Recently, new data regarding statin/fibrate combination were published using the high quality comprehensive nationwide ACSIS registry[95]. There were 8545 patients treated with statin alone and 437 patients treated with a statin/fibrate combination (mainly bezafibrate). Development of 30-day MACE (primary end-point) was recorded in 6.0% patients from the statin monotherapy group vs. 3.2% from the combination group, (p = 0.01). 30-day re-hospitalization rate was also significantly lower in the combination group. Kaplan-Meier analysis of total mortality during one year was close to significance in favor of the combination (p = 0.066).
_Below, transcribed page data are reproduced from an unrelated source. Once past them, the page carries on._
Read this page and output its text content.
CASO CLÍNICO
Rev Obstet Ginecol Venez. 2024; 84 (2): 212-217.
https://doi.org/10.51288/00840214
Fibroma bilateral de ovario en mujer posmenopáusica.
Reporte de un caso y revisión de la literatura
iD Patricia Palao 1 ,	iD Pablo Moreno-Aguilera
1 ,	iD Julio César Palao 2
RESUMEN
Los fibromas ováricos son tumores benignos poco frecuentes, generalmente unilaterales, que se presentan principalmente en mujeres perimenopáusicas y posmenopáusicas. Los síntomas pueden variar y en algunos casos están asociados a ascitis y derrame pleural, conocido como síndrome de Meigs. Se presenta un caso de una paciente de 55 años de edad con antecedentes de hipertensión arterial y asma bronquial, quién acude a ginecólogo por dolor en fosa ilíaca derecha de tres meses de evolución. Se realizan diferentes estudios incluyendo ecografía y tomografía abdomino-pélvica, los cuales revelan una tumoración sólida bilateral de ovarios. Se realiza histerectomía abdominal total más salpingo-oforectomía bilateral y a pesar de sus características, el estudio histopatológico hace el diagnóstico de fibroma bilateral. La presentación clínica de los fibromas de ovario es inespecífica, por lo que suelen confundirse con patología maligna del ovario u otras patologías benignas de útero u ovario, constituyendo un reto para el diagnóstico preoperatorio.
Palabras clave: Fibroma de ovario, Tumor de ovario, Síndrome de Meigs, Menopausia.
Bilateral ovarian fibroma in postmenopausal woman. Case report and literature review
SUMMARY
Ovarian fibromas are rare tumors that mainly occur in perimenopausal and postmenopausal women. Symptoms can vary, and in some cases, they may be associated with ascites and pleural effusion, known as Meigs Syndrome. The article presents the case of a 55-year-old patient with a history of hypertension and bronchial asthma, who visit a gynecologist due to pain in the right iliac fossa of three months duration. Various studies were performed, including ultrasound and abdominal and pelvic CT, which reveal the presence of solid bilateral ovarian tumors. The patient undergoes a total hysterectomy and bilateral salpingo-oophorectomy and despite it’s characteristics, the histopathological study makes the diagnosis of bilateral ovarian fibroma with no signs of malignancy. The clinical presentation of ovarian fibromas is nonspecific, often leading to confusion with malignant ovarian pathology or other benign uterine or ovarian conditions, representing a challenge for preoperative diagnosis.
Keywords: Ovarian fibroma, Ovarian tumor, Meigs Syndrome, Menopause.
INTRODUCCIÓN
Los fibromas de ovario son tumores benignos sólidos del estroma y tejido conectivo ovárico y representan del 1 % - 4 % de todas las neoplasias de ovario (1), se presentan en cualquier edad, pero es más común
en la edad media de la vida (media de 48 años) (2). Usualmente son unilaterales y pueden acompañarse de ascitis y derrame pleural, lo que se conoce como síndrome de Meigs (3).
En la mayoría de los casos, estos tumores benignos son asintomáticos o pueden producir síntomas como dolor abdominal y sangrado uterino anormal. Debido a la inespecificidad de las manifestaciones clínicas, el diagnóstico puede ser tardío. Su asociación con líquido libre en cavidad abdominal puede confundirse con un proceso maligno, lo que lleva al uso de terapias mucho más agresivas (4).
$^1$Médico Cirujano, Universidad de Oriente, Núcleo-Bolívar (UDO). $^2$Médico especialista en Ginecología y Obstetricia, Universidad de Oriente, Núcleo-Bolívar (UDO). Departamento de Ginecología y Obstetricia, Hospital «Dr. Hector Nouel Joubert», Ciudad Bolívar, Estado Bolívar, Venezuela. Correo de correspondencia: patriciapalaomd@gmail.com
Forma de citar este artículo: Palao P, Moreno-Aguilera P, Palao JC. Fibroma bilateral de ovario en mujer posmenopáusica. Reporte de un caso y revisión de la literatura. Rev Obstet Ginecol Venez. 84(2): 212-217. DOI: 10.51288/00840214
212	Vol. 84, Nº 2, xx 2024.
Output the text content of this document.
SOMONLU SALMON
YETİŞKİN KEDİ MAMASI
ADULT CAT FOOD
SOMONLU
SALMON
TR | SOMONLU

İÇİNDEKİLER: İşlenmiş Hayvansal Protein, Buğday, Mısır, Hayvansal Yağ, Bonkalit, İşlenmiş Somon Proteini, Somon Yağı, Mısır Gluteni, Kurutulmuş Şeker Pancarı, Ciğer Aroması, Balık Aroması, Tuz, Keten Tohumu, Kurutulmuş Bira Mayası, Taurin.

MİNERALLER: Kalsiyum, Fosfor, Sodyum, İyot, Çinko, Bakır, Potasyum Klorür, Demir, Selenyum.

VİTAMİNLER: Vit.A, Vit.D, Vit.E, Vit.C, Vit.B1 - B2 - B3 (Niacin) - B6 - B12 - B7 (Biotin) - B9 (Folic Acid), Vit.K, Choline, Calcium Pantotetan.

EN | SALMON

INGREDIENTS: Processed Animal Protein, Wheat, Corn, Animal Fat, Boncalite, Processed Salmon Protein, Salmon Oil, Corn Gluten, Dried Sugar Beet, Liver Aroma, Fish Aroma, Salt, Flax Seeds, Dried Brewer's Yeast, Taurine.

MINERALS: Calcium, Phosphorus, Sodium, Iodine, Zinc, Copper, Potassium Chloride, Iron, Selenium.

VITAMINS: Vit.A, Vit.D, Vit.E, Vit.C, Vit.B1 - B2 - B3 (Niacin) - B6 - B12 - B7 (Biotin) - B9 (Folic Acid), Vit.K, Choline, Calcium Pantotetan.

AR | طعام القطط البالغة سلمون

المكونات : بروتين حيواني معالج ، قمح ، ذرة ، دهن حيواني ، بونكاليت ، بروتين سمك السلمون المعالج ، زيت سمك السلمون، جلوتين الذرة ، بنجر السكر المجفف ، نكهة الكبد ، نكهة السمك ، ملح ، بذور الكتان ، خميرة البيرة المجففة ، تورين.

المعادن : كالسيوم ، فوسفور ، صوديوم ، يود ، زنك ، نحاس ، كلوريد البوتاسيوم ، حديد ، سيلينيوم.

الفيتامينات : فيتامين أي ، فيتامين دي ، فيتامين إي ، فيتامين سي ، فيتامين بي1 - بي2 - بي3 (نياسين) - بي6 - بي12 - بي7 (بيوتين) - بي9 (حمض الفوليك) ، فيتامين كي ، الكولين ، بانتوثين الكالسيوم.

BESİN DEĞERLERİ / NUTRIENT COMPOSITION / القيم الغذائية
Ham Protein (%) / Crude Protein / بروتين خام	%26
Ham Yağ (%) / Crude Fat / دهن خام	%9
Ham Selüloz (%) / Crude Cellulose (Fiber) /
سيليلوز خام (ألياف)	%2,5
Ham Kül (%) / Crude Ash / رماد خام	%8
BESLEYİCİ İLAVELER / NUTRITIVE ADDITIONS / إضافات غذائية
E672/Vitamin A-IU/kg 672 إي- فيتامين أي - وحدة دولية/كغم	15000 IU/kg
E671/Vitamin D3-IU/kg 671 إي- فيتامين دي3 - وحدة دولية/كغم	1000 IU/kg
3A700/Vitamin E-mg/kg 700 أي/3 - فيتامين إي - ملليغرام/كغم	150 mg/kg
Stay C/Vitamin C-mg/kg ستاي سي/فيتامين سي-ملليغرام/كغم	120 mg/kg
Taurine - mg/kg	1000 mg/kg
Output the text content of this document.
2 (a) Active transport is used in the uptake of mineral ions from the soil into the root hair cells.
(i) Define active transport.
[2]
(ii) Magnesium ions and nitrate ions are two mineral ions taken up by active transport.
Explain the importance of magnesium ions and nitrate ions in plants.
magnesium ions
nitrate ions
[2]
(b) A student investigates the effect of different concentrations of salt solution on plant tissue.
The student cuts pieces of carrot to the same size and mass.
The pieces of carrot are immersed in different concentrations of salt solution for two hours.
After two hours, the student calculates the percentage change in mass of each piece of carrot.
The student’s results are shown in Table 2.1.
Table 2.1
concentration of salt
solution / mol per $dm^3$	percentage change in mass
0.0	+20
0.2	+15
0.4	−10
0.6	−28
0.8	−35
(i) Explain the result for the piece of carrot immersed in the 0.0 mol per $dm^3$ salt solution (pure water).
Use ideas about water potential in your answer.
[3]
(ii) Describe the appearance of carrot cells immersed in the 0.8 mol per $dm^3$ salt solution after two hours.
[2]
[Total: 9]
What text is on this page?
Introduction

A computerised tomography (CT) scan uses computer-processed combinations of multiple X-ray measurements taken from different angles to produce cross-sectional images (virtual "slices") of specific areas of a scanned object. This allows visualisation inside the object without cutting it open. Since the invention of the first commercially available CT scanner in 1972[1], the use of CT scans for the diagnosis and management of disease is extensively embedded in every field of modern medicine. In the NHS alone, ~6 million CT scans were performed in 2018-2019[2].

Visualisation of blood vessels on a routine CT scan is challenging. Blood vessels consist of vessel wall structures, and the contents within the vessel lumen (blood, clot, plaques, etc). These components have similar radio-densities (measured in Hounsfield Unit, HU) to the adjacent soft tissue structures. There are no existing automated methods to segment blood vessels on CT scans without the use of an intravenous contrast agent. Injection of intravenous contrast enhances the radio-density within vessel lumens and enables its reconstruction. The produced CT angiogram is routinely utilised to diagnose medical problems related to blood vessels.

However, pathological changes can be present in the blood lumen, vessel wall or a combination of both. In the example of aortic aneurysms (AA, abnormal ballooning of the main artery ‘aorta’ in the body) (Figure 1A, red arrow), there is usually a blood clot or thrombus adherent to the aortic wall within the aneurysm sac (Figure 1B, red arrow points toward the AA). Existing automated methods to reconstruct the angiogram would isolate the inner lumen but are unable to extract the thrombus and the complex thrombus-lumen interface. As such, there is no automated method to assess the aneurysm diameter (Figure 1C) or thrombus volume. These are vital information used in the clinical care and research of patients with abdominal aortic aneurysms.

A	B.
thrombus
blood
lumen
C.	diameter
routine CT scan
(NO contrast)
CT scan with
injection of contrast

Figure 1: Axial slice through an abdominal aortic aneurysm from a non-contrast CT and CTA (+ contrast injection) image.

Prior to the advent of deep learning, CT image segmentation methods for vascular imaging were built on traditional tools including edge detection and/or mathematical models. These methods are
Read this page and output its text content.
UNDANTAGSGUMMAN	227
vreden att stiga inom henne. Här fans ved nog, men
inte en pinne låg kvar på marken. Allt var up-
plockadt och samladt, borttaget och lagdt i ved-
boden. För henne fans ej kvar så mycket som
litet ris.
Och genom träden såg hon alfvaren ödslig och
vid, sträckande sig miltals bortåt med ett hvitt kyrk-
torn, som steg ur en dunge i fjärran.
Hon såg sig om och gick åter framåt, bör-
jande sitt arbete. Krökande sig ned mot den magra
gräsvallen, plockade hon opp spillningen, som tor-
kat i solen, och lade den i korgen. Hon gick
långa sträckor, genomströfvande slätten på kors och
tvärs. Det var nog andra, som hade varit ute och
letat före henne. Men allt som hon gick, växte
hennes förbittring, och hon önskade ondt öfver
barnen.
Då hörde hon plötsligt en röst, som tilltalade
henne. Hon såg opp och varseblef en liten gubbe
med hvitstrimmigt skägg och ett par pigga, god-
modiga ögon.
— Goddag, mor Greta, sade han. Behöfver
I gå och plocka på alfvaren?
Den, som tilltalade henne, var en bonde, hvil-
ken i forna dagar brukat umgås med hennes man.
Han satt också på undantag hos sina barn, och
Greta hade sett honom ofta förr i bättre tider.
Multivariate analysis identified the fibrate/statin combination as an independent predictor of 46% reduced risk of MACE in overall population (p = 0.03). In the subgroup interaction analysis the most impressive results were found in the subgroup with diabetes and atherogenic dyslipidemia. As one could expect, in patients without dyslipidemia this effect was absent. It should be emphasized that even though these “real world” observation data cannot replace RCT, the consistency of the results supports their credibility.

Even intensive statin therapy does not eliminate the residual cardiovascular risk associated with atherogenic dyslipidemia (low HDL and high triglycerides). Meta-analyses of randomized control trials clearly demonstrated that the main fibrates significantly reduce this risk. Combined fibrate/statin therapy is more effective in achieving a comprehensive lipid control and may lead to additional cardiovascular risk reduction, as could be suggested for fenofibrate following ACCORD Lipid study subgroup analysis and for bezafibrate on the bais on one small randomized study and multiple observational data. Therefore, in appropriate patients with atherogenic dyslipidemia fibrates- either as monotherapy or combined with statins – are consistently associated with reduced risk of cardiovascular events. Fibrates currently are an indispensable part of the modern anti-dyslipidemic arsenal for patients with atherogenic dyslipidemia.